New Outdoor Lighting a Win-Win for People and the Environment

The business landscape is charging at a rapid pace as companies of all kinds look to adhere to the principle of the “triple bottom line”. We are no longer just looking at financial profits, but also the benefits to the planet the people who work and visit our facilities.

We are seeing significant investments in environmental sustainability and the wellness and safety of employees and visitors. These are no longer “nice to have factors” but “need to have” attributes that matter in terms of corporate standing, reputation, and employee retention and recruitment.

A recent report from Harvard Law School’s Forum on Corporate Governance has found the sustainability reporting for large companies around the world has become the norm. It sites factors ranging from the rise of the internet to climate change, and the increased expectations from stakeholders, consumers, investors, and regulators.

The number of LEED-certified buildings in the US increased from 296 projects to 67,200 between 2006 and 2018. Among the many aspects surrounding a buildings eligible points towards LEED certification, lighting pollution reduction is a main discerning factor.
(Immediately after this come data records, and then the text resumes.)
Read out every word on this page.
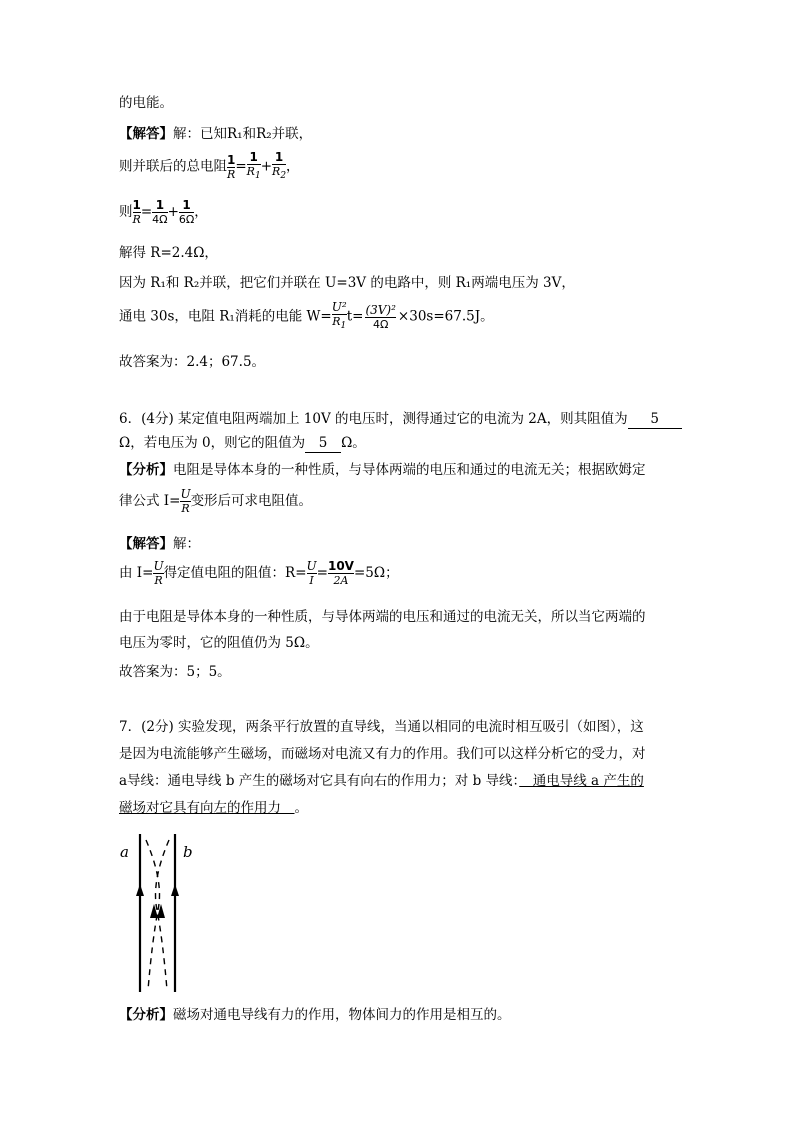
的电能。
【解答】解：已知R₁和R₂并联，
则并联后的总电阻 $\frac{1}{R} = \frac{1}{R_1} + \frac{1}{R_2}$ ，
则 $\frac{1}{R} = \frac{1}{4\Omega} + \frac{1}{6\Omega}$ ，
解得 R=2.4Ω，
因为 R₁和 R₂并联，把它们并联在 U=3V 的电路中，则 R₁两端电压为 3V，
通电 30s，电阻 R₁消耗的电能 $W= \frac{\text{U²}}{R_1} t= \frac{\text{(3V)²}}{4\Omega} \times 30s=67.5J$。
故答案为：2.4；67.5。
6．(4分) 某定值电阻两端加上 10V 的电压时，测得通过它的电流为 2A，则其阻值为 5
Ω，若电压为 0，则它的阻值为 5 Ω。
【分析】电阻是导体本身的一种性质，与导体两端的电压和通过的电流无关；根据欧姆定
律公式 $I= \frac{U}{R}$ 变形后可求电阻值。
【解答】解：
由 $I= \frac{U}{R}$ 得定值电阻的阻值：$R= \frac{U}{I} = \frac{10V}{2A} =5\Omega$；
由于电阻是导体本身的一种性质，与导体两端的电压和通过的电流无关，所以当它两端的
电压为零时，它的阻值仍为 5Ω。
故答案为：5；5。
7．(2分) 实验发现，两条平行放置的直导线，当通以相同的电流时相互吸引（如图），这
是因为电流能够产生磁场，而磁场对电流又有力的作用。我们可以这样分析它的受力，对
a导线：通电导线 b 产生的磁场对它具有向右的作用力；对 b 导线：　通电导线 a 产生的
磁场对它具有向左的作用力　。
a	b
【分析】磁场对通电导线有力的作用，物体间力的作用是相互的。
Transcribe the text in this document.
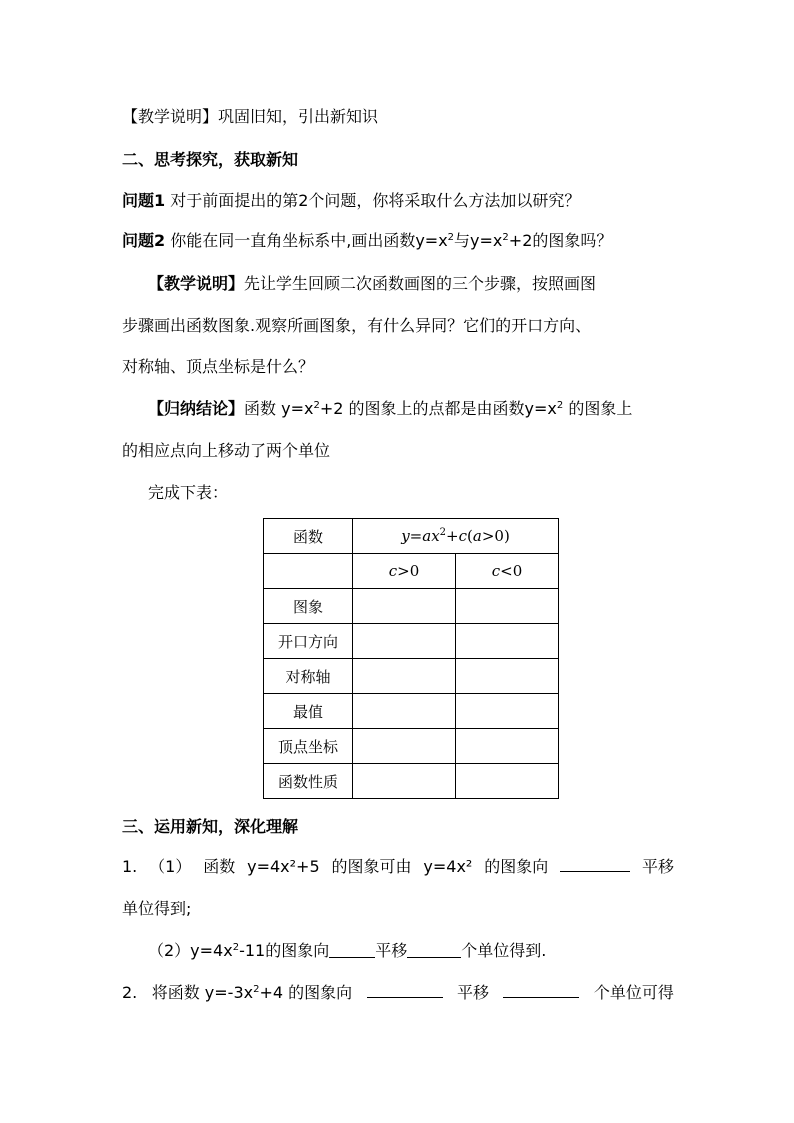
【教学说明】巩固旧知，引出新知识
二、思考探究，获取新知
问题1 对于前面提出的第2个问题，你将采取什么方法加以研究？
问题2 你能在同一直角坐标系中,画出函数$y=x^2$与$y=x^2+2$的图象吗？
【教学说明】先让学生回顾二次函数画图的三个步骤，按照画图
步骤画出函数图象.观察所画图象，有什么异同？它们的开口方向、
对称轴、顶点坐标是什么？
【归纳结论】函数 $y=x^2+2$ 的图象上的点都是由函数$y=x^2$ 的图象上
的相应点向上移动了两个单位
完成下表：
函数	$y=ax^2+c(a>0)$	
	c>0	c<0
图象		
开口方向		
对称轴		
最值		
顶点坐标		
函数性质		
三、运用新知，深化理解
1. （1） 函数 y=4x²+5 的图象可由 y=4x² 的图象向	平移
单位得到;
$(2)y=4x^2-11$的图象向	平移	个单位得到.
2. 将函数 $y=-3x^2+4$ 的图象向	平移	个单位可得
With this in mind, the DesignLights Consortium (DLC) recently released an initial draft of the LED lighting specification for stakeholder comment. The initial draft looks at energy efficiency, quality, and controllability thresholds to identify and promote outdoor lighting that offers both energy efficiency and shielding the night sky from light pollution.

They are aimed at specifically identifying select outdoor lighting products that maximize energy savings while mitigating three main light pollution categories:

  • Sky Glow – the cumulative scattering effect of artificial light sources that brighten the night sky
  • Light Trespass – the effect of light spilling into locations where it is not wanted or needed
  • Short Wavelength – blue-violet (i.e., cool) light that brightens the sky more and can be perceived by humans and wildlife as harsher than warm, longer wavelength (red-amber) light.